Людмила шла по льду с ощущением, что здесь можно не только упасть, но и провалиться, будто реку переходила по первой неокрепшей ледяной корке. Скупой свет дежурных фонарей придавал их скольжению знаковый смысл – ее переводили на другой, неизвестный ей берег, она боялась, но доверилась этому мужчине, а дальше запретила себе рассуждать. Затем, пригибаясь и переступая через металлические конструкции, они двигались под трибунами катка и неожиданно свернули в коридор, а там в боковую дверь с табличкой: «Компрессорная».
Сергей закрыл дверь на щеколду, и она поняла – пришли.

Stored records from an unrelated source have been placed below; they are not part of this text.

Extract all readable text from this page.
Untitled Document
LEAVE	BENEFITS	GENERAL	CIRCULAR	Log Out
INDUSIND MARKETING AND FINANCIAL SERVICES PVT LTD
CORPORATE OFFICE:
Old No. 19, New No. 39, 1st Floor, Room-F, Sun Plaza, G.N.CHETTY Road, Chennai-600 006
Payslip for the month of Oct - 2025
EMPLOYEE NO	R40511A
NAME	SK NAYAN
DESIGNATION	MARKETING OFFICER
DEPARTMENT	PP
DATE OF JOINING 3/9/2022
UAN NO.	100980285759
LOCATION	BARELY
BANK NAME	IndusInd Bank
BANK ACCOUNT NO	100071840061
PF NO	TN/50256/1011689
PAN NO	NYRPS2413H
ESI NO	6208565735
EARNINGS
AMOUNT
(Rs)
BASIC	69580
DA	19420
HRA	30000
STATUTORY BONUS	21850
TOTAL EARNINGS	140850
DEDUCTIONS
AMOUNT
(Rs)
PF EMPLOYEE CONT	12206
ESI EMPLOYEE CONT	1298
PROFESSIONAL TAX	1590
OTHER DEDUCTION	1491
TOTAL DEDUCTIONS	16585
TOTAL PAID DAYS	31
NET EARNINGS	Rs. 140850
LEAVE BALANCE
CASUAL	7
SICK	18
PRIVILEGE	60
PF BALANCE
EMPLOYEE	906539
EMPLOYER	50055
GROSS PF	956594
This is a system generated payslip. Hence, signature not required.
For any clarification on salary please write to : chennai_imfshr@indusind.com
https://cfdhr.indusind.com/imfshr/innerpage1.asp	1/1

Мерный шум работающих насосов, колеблющиеся стрелки датчиков, трубы под потолком – большой технический подвал, а в середине старый письменный стол, несколько таких же стульев и продавленный диван. Людмила поняла, что это будет здесь. Сергей быстро развернул стол, так, чтобы за него можно было сесть с двух сторон, постелил две белые салфетки, достал бутылку советского шампанского, коробку конфет и, разлив по чайным чашкам вино, тихо и как бы сознательно невыразительно, без пафоса сказал:
– Я хочу тебя. Все!
Дальше Мила ничего не помнила. Ощущение первого и единственного раза – так не было никогда. Ему можно все. Она верила и молчанию, и словам, и пылкой настойчивости. Это было долгое счастье, нестерпимо долгое, она прикрыла ладонью рот, чтобы не кричать, но он с силой оторвал руку от губ и приказал:
– Кричи, не бойся, кричи! Кричи! Кричи!!!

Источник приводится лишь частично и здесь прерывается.